The team’s notable improvement over the years should hardly come as a surprise, given some of the local curling mentorship the group is receiving. A member of the Canadian Olympic hockey team in 1956 in Cortina d’Ampezzo (Italy), Jim Logan (Paul’s father) first became involved with Special Olympics athletes roughly a decade ago, despite no experience with the sport of curling.


“The first year Paul started curling, the coach quit and they had no one else to take over,” Logan said. “Fortunately, Louise (his daughter) and my son-in-law Lee (Toner) are both avid curlers, so I said I would take over as general manager and they could teach the curling.”


The arrangemente seems to be working, as each cog in this curling wheel fulfills their assigned role.
“I have heavy hitting capabilities — they keep me for that purpose,” Blais, the team’s vice, said.
Blais has travelled to a national championship once before as a swimmer but said he wanted to try something different. “It’s one of those sports that I liked as soon as I started playing.”


At second, Beauvais knows that he is counted on often to move the rocks those few critical feet. “It’s good to know when to sweep and when not to sweep.” 


Despite his role as skip, Logan is likely the most quiet of the group, according to Beauvais, seldom screaming out instructions that would echo throughout the rink.


With a decade of curling background under his belt, Beauvais said he is anxious for the challenge that awaits he and his mates. 


“We play the same teams every year and in 10 years, we’ve probably only lost three games,” he said. “It will be good to have more competition.”


Sharing the role of lead, Leonard and St. Gelais set the tone for each and every end, giving the rest of the team something to work with.

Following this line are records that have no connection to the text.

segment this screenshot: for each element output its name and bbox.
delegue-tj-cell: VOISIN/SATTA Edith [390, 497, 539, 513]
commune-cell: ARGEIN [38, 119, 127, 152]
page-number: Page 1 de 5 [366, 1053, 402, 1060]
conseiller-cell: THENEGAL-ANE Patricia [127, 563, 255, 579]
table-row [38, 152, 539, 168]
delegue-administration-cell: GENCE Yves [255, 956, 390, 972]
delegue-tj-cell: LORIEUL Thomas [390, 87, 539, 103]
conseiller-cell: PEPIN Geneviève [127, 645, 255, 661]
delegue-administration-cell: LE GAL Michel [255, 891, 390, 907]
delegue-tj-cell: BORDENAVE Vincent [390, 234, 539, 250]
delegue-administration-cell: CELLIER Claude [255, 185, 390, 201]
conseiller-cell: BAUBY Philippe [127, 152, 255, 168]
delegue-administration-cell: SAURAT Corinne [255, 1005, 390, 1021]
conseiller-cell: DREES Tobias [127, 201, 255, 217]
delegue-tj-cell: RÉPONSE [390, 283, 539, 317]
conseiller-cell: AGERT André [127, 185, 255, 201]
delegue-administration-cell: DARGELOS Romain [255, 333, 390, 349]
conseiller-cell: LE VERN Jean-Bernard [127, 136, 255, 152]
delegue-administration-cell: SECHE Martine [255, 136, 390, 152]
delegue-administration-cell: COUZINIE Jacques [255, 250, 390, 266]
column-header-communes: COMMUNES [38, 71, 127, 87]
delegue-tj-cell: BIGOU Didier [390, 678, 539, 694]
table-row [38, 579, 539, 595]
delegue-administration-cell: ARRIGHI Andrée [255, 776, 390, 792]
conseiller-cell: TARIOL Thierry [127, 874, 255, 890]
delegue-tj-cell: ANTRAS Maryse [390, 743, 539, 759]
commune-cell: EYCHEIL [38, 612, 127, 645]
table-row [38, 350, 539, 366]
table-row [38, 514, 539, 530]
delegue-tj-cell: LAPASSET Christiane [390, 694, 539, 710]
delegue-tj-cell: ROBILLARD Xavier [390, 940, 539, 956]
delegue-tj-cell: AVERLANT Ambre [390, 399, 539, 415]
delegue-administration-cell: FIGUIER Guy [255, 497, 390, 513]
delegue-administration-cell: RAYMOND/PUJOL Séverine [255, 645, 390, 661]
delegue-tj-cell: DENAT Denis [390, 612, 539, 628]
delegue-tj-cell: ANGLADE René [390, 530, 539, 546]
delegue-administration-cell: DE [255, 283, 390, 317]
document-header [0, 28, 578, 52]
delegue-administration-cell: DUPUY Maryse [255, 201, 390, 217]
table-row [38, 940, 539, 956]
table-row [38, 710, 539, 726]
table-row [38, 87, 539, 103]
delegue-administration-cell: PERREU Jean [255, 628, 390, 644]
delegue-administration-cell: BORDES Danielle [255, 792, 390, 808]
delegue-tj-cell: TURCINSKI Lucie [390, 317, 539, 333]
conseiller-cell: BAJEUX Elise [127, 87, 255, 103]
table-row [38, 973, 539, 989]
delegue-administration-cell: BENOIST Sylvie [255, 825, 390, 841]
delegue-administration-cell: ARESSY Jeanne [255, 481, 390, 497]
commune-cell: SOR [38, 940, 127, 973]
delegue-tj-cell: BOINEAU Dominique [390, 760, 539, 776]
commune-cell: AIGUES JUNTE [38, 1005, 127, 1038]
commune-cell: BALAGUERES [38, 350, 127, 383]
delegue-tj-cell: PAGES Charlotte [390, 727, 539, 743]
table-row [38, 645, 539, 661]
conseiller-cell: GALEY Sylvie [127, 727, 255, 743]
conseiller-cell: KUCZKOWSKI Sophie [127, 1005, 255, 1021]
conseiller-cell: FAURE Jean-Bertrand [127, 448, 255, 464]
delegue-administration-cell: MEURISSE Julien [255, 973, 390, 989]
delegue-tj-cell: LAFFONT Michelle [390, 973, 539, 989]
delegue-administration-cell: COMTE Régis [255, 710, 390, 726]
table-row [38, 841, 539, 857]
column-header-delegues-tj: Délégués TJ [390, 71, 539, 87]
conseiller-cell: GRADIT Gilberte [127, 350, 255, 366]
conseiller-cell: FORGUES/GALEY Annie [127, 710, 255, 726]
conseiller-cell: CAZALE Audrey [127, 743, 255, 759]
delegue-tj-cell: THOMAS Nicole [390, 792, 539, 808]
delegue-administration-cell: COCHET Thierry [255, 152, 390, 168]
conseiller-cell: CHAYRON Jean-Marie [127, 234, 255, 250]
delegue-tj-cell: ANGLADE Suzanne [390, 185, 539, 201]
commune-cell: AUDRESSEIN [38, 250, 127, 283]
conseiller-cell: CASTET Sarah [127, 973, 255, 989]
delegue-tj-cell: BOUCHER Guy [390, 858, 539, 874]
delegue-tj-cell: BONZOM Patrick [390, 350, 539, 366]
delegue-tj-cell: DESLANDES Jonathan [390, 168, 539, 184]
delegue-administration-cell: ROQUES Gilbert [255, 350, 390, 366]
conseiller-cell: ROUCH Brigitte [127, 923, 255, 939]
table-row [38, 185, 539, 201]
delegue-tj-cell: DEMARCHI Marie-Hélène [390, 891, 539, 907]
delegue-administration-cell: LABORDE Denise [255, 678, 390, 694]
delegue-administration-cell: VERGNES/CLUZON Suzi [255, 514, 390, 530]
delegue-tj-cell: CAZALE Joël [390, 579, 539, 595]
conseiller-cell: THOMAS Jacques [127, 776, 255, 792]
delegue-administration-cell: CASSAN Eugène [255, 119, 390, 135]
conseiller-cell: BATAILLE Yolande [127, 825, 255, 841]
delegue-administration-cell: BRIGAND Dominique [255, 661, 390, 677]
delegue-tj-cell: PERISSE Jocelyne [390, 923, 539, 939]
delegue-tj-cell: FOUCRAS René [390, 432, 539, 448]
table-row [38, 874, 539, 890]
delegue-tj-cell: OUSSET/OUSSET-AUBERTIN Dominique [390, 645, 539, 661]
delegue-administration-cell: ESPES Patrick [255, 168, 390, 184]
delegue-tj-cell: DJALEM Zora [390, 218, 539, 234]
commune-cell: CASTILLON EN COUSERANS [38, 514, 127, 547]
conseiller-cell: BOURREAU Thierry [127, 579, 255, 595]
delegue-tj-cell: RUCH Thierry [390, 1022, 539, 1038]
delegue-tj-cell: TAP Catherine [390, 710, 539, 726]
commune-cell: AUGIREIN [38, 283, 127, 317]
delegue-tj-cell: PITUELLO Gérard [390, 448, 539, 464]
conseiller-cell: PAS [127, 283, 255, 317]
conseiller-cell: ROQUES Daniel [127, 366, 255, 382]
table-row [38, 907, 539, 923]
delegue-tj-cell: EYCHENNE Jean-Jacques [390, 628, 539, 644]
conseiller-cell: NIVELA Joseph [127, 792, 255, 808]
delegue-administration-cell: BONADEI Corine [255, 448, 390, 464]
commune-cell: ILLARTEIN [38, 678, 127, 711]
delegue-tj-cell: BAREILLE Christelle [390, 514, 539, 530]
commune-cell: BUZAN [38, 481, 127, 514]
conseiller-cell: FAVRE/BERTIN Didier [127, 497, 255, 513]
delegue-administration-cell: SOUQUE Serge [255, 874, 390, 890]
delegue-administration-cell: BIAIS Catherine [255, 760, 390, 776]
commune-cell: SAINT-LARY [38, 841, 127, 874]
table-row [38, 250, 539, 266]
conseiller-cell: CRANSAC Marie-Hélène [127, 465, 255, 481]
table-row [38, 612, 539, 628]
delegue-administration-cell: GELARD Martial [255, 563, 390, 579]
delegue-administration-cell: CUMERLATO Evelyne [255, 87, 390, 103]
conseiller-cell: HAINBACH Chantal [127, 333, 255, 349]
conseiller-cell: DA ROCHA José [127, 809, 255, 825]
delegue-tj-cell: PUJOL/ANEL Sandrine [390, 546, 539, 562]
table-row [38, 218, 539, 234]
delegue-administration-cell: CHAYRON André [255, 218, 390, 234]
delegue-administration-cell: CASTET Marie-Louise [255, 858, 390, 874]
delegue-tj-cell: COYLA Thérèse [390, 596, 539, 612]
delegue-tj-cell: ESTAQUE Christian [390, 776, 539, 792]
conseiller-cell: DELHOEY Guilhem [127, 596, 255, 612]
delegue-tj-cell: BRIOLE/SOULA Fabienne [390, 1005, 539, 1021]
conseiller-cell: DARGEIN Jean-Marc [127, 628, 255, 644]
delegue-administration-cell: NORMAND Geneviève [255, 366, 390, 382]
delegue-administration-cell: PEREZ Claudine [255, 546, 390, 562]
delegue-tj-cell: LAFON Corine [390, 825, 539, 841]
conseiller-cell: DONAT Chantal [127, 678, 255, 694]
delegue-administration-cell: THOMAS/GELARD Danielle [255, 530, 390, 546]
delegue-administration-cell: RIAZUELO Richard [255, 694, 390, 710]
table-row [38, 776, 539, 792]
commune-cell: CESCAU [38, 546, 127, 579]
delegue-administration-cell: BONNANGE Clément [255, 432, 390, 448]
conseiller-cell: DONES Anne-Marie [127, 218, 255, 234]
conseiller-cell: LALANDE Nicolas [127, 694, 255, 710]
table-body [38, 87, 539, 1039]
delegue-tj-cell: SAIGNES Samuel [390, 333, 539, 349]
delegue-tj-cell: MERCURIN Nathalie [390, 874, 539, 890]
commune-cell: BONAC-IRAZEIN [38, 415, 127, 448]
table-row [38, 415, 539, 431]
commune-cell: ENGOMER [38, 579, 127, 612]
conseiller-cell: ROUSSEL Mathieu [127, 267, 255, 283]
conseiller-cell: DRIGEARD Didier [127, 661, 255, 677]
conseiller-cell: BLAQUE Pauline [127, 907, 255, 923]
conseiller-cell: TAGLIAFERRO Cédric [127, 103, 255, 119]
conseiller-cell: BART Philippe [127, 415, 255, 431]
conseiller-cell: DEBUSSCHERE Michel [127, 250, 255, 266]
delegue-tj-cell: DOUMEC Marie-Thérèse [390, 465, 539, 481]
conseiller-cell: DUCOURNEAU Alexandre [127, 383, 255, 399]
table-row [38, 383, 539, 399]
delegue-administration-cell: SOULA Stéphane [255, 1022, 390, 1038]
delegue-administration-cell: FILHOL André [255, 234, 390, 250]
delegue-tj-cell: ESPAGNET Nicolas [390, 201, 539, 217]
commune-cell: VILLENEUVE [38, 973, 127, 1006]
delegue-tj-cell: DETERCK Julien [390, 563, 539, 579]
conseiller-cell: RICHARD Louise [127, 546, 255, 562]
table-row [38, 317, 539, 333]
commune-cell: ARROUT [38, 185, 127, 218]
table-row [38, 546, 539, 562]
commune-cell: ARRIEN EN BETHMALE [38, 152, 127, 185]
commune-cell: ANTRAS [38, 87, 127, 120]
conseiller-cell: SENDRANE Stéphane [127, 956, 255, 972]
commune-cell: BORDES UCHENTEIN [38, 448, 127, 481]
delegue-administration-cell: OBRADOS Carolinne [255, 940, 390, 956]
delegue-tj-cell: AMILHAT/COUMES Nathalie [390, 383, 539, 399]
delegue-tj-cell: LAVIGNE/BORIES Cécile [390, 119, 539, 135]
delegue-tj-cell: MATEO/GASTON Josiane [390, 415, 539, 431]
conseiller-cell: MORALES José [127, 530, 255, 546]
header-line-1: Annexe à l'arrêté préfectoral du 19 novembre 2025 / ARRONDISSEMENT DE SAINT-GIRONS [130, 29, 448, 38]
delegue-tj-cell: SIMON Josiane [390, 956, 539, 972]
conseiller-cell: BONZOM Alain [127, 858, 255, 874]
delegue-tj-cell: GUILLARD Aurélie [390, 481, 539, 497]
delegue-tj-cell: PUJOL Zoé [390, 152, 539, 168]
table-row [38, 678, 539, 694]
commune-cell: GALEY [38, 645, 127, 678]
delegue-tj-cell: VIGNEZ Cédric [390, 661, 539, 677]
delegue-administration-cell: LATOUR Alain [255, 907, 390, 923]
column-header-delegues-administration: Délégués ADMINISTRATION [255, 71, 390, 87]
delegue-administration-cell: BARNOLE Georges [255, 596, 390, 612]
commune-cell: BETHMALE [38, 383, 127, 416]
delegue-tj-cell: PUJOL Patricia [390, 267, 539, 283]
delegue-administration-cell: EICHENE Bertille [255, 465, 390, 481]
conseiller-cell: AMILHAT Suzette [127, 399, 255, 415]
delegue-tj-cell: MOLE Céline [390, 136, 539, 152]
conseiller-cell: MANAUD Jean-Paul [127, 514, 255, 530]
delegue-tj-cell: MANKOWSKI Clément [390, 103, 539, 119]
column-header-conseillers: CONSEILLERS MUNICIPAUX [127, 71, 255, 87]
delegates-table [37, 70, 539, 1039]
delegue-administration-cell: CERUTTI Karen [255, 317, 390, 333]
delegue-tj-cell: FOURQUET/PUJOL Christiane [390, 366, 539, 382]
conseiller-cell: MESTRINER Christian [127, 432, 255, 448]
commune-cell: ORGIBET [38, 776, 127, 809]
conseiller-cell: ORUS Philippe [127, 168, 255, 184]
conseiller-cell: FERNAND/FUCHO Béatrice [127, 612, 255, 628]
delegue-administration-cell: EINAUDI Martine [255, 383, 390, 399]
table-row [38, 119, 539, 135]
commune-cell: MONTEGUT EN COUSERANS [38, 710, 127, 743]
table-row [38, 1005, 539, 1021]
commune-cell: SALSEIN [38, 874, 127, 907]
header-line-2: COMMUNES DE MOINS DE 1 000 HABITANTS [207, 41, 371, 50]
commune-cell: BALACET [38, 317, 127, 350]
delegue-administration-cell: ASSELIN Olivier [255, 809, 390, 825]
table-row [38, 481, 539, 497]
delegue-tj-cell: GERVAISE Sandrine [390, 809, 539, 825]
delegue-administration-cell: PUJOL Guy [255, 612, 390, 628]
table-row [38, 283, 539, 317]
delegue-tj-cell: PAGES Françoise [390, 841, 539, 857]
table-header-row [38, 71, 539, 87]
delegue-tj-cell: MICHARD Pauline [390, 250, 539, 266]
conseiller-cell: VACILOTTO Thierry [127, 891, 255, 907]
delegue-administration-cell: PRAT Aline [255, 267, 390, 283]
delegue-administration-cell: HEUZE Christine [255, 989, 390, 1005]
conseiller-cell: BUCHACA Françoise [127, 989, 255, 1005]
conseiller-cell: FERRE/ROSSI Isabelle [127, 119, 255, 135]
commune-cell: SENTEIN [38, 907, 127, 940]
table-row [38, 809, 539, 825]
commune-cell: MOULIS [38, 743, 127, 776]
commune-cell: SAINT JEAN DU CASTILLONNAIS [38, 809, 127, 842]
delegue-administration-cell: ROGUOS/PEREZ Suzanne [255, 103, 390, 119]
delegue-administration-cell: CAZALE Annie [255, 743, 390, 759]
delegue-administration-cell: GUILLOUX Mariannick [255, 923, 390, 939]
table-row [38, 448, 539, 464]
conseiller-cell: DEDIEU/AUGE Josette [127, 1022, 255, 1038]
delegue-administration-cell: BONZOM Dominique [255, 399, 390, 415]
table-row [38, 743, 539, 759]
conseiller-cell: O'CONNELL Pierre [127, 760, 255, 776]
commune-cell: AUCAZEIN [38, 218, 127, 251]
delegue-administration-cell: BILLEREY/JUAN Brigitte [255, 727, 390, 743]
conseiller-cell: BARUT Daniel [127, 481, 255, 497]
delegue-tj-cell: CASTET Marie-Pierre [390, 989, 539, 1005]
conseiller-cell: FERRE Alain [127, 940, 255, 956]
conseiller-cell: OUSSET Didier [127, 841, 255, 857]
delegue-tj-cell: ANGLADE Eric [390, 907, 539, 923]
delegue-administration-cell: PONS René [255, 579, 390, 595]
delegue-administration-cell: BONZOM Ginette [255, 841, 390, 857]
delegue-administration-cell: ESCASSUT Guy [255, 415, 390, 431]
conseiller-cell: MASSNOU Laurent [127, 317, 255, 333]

“I’m supposed to put my rocks not on the circle, just in front of the house, but sometimes it happens that they go in the house,” St. Gelais said. 


At 50 years of age, St. Gelais is not only the elder statesman of the group, but also the most experienced curler, having first taken up the sport from 1990 through to 2003 as a member at the Falconbridge Curling Club.


Still, she acknowledged there is more to learn. “This year, I’ve started watching curling on TV more. It helps to teach me how to do my turns better.”


For Leonard, this championship will be extra special as she dedicates her competition to her mother, who recently passed away. “Curling is in my family genes. My dad used to curl, and my mom and my aunt.”